In 2012, Professor Kasher asked a number of us who engage in philosophy to discuss what it would be like to create a contemporary Jewish code of ethics for the military.  Without any prior consultation, Michael Walzer, Professor Emeritus at the Institute of Advanced Study in Princeton, New Jersey, and I both began our presentations by acknowledging what is noted above – that Jewish laws of war are either too old or too young to constitute a firm basis for a code of war ethics now. In light of that, he suggested that we do what Jews have done in many other areas of life where there are no Jewish sources on point or where the Jewish sources that exist come from an era markedly different from the present one – namely, we borrowed from other contemporary culture. Jewish business law in the Mishnah and Talmud, for example, heavily borrow from Roman business law at the time. Professor Walzer therefore suggested that Israel and Jews generally look to just war theory, developed primarily by Catholics, as the basis of a contemporary Jewish ethic of war. 

With the same lack of on-point guidance from earlier sources in mind, I instead suggested that we engage in "depth theology" to create a new Jewish ethic of war -- that is, that we identify the foundational perceptions and convictions about God, human beings, and war and then apply them to create a contemporary Jewish ethic of war. 

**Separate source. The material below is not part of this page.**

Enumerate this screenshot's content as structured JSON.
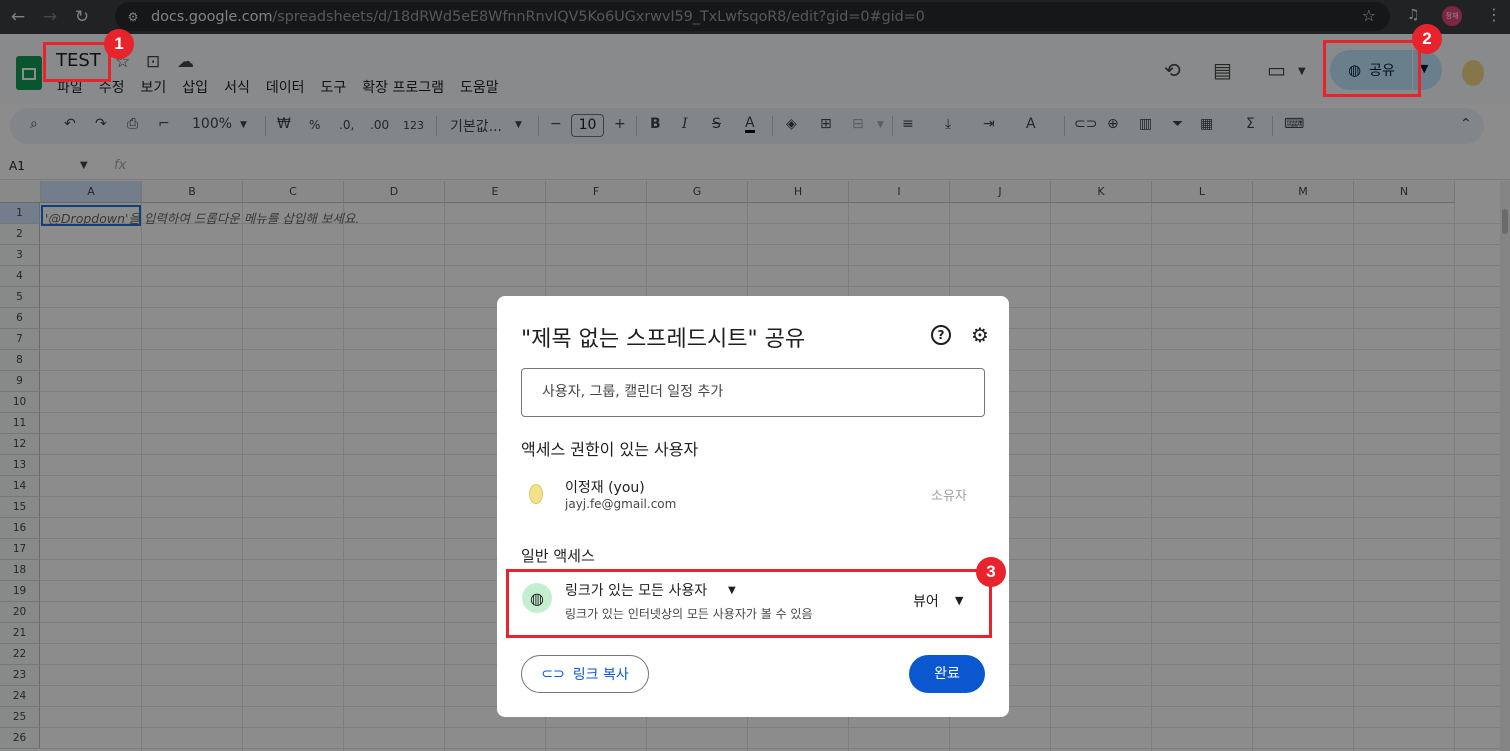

Professor Kasher, who at the time was also Editor of the journal Philosophia, liked them both so much that he had them published in that journal. Professor Walzer’s paper is available here: https://link.springer.com/article/10.1007/s11406-012-9390-5

Mine is available here: https://link.springer.com/article/10.1007/s11406-012-9391-4

For comparison, the American armed forces’ Code of Conduct is available here:

https://www.ausa.org/code-conduct

War by its very nature presents very difficult moral issues, and we need every source of guidance we can get in trying to make thoughtful decisions about when to go to war and how to conduct it. We honor those who fought for our country in the past and do so now by thinking deeply about which wars to wage and how to wage them.